The only comment visitors to the UK have is: “Where can we buy the Barbour or the Burberry?” This is all very well, but what the foreign consumer sees in brands like Burberry is only a tiny fraction of the real design legacy of our inventive little island: not merely the natural evolution of a stylish and practical product, but a carefully packaged lifestyle statement which is more knowingly contrived than any Gucci handbag.

Peculiarly, you don’t have to squint too ferociously through the front windows of common or garden Italian homes (I don’t make a habit of it) to see the most awful chintz and tack. The glitziest bad taste Italian shops (in Glasgow they’re called Versace and The Italian Connection) proudly display gilded buttons and smoked glass; cheesy features which epitomise these emporia of conspicuous consumption.

Come on all of you shrinkingly modest British designers, we all know that it’s you guys who have all the really good ideas and the Italians just manufacture the stuff. Look at Jasper Morrison, Ross Lovegrove and James Irvin’s work, or Cappellini, Ron Arad with Moroso and Claire Brass with Alessi. And that’s just for the upmarket stores – it’s not even getting near the volume of design talent we’ve got on the street with all our fab labels like MoWax, Raggy, Dosse, Warp, Daniel Poole, Burro, Subbuteo, Insane, Holmes, Maharishi, Conscious Earthwear, Larache and Rap. Talking of the style we find on city streets, the stuff I regard as the only true barometer of the state of a nation’s cultural health, let’s see how some other countries fare…
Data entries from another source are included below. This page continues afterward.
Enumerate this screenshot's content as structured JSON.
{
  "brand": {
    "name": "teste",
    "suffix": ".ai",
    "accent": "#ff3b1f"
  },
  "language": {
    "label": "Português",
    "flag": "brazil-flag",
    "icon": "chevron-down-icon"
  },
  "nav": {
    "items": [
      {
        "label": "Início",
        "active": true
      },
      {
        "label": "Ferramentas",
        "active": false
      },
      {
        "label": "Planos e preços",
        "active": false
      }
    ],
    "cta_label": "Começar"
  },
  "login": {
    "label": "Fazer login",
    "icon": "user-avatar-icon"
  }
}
Take Finland, that most exotic and civilised of Scandinavian nations home of Aalto, serene lakeland landscapes, crisp winters and freshly picked arctic berries. On the street there is precious little evidence of anything which might pass for urban style, only a confusion of MTV-induced heavy metal and Dallas shoulder-pad-Americana. In Helsinki there’s a theme bar which is owned by The Leningrad Cowboys (a self-styled eastern block rockabilly band). The bar is Zetor, named and themed around a well-loved Czechoslovakian tractor – the Massey Ferguson of the Steppes.

Sadly, the students who hang out there would be too deeply ungroovy to get past even the doorman of a less than choosy northern disco. The student union is the second largest landowner in Helsinki so maybe there’s something to be said for keeping students poor and angry.
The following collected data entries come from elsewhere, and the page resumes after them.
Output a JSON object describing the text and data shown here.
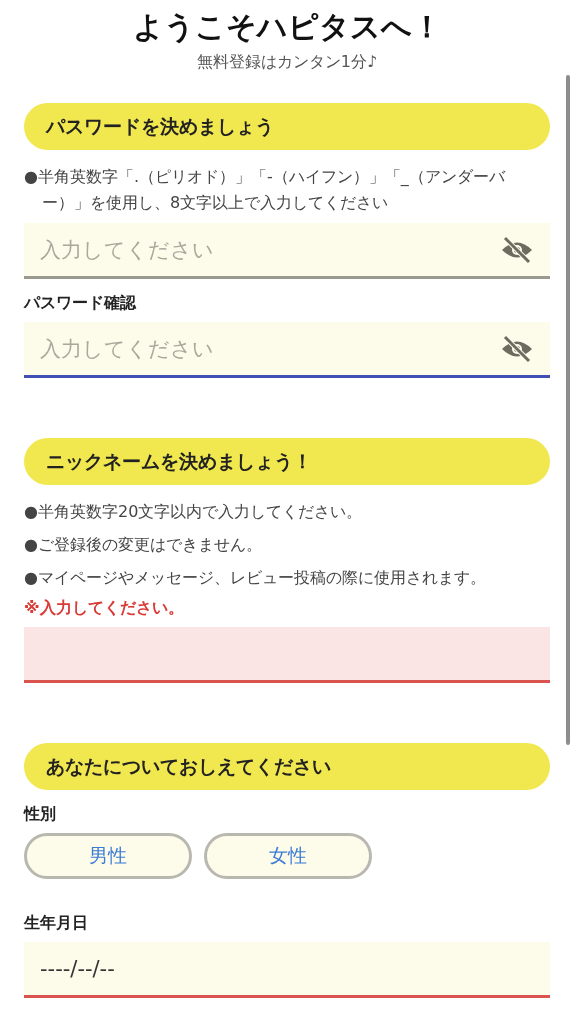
{
  "title": "ようこそハピタスへ！",
  "subtitle": "無料登録はカンタン1分♪",
  "sections": [
    {
      "heading": "パスワードを決めましょう",
      "items": [
        {
          "kind": "note",
          "text": "●半角英数字「.（ピリオド）」「-（ハイフン）」「_（アンダーバー）」を使用し、8文字以上で入力してください"
        },
        {
          "kind": "field",
          "placeholder": "入力してください",
          "focused": false,
          "invalid": false,
          "highlighted": false,
          "reveal_toggle": true
        },
        {
          "kind": "label",
          "text": "パスワード確認"
        },
        {
          "kind": "field",
          "placeholder": "入力してください",
          "focused": true,
          "invalid": false,
          "highlighted": false,
          "reveal_toggle": true
        }
      ]
    },
    {
      "heading": "ニックネームを決めましょう！",
      "items": [
        {
          "kind": "note",
          "text": "●半角英数字20文字以内で入力してください。"
        },
        {
          "kind": "note",
          "text": "●ご登録後の変更はできません。"
        },
        {
          "kind": "note",
          "text": "●マイページやメッセージ、レビュー投稿の際に使用されます。"
        },
        {
          "kind": "error",
          "text": "※入力してください。"
        },
        {
          "kind": "field",
          "invalid": true,
          "highlighted": true,
          "reveal_toggle": false
        }
      ]
    },
    {
      "heading": "あなたについておしえてください",
      "items": [
        {
          "kind": "label",
          "text": "性別"
        },
        {
          "kind": "choices",
          "options": [
            {
              "label": "男性",
              "selected": false
            },
            {
              "label": "女性",
              "selected": false
            }
          ]
        },
        {
          "kind": "label",
          "text": "生年月日"
        },
        {
          "kind": "field",
          "value": "----/--/--",
          "invalid": true,
          "highlighted": false,
          "reveal_toggle": false
        }
      ]
    }
  ]
}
The French… well, we see them differently up here in Scotland. They’re chic in Paris because they’ve got our Johnny Galliano and Alexander McQueen but they’re also MTV’d to death, which is a shame because MC Solaar is alright. And Dutch style? Well, it’s a bit like Edinburgh – all rainbow handknits and patchouli oil. The streets of old Amsterdam are paved with Essex yobs on stag nights and people with virtually no clothes on. The Germans are too interested in teutonic values, and are too far from any Latin or Celtic nation to be influenced by the kind of bad behaviour which makes life fun. I’m excluding Greece from the list because they’ve got Nana Mouskouri and she’s really cool.
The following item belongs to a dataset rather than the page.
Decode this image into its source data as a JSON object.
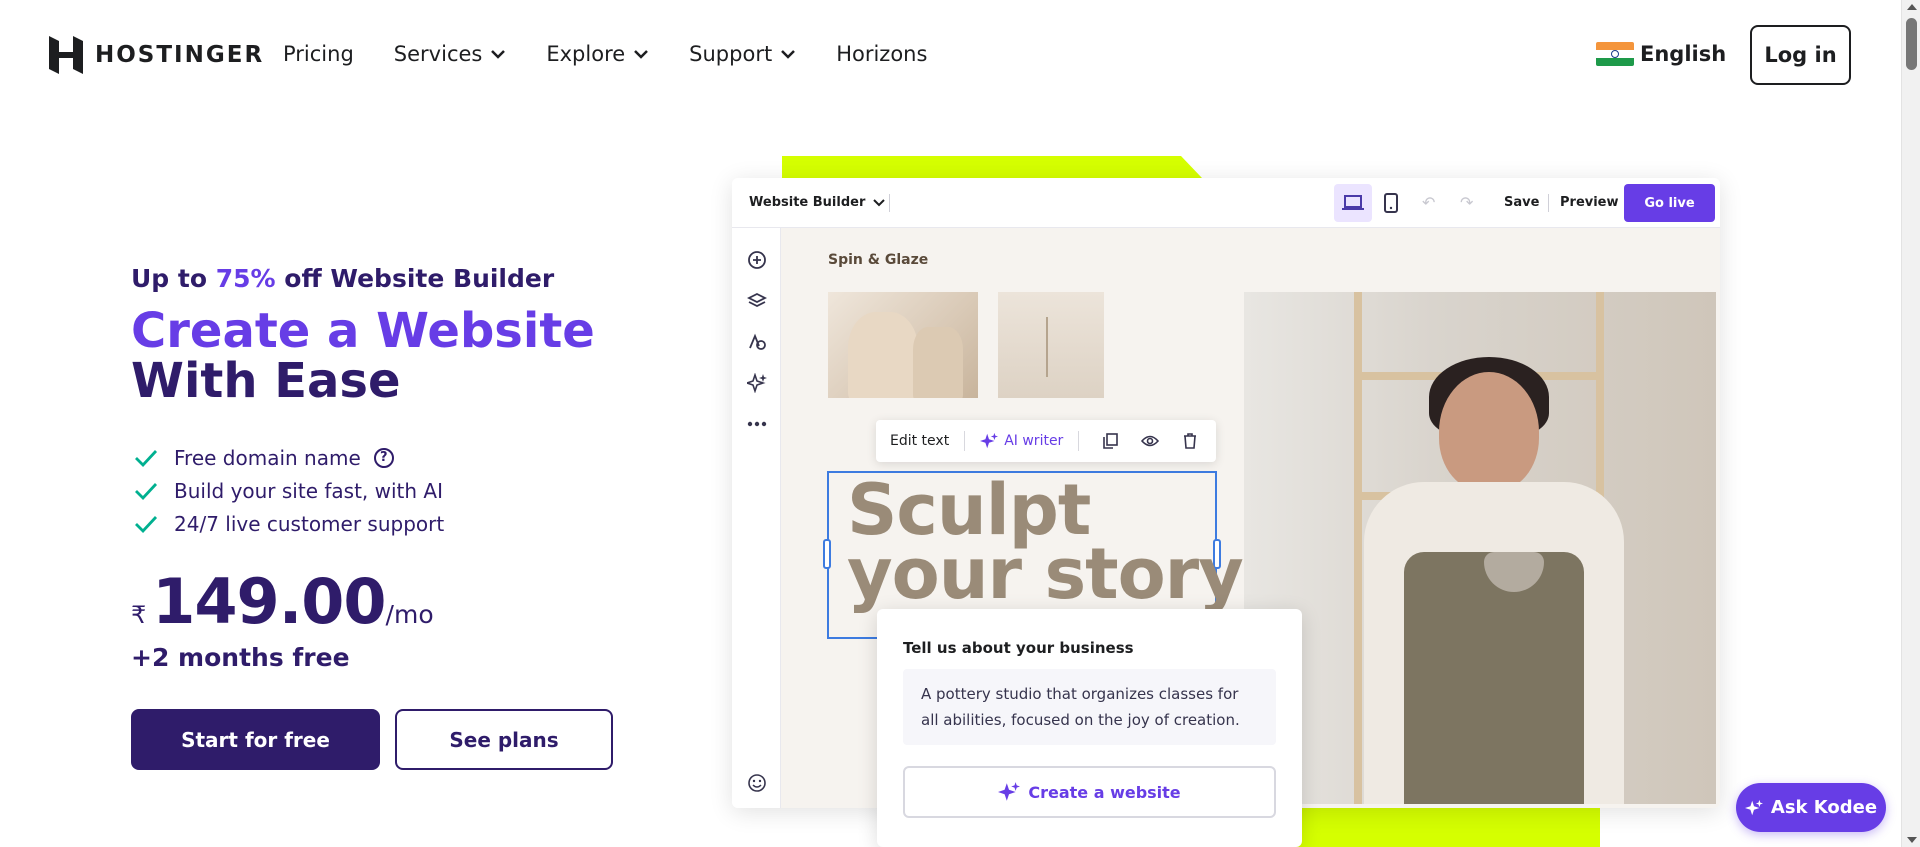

So why are we just so damn fine? Just where are the connections between MoWax and Raggy and Burro or Subbuteo? What exactly is UK style? It was Ariel, Austin Healey, Heal’s, Wolsey (underpants and cars), Bernat Klein, Misha Black, Ralph Tubbs, Robin Day, Hardy Amies, Daks Simpson, Dennis and Robinson, Beswick, Wedgwood, Terence Conran, Jessie Tait, Maxwell Fry, the Smithsons, Edwin Lutyens, Mary Quant, Stanley Morrison, Eduardo Paolozzi, Ridgeway, Pilkington, Hugh Casson, MG and on, and on, and on. And it showed: irony, irreverence, humour, history, the eclecticism of dissent, poverty, bloody-mindedness, downright non-cooperation and selfish egotistical behaviour.

I’m not even slightly surprised that politicians are courting us designers in the run-up to the election because we’ve lots in common and our future is safely assured.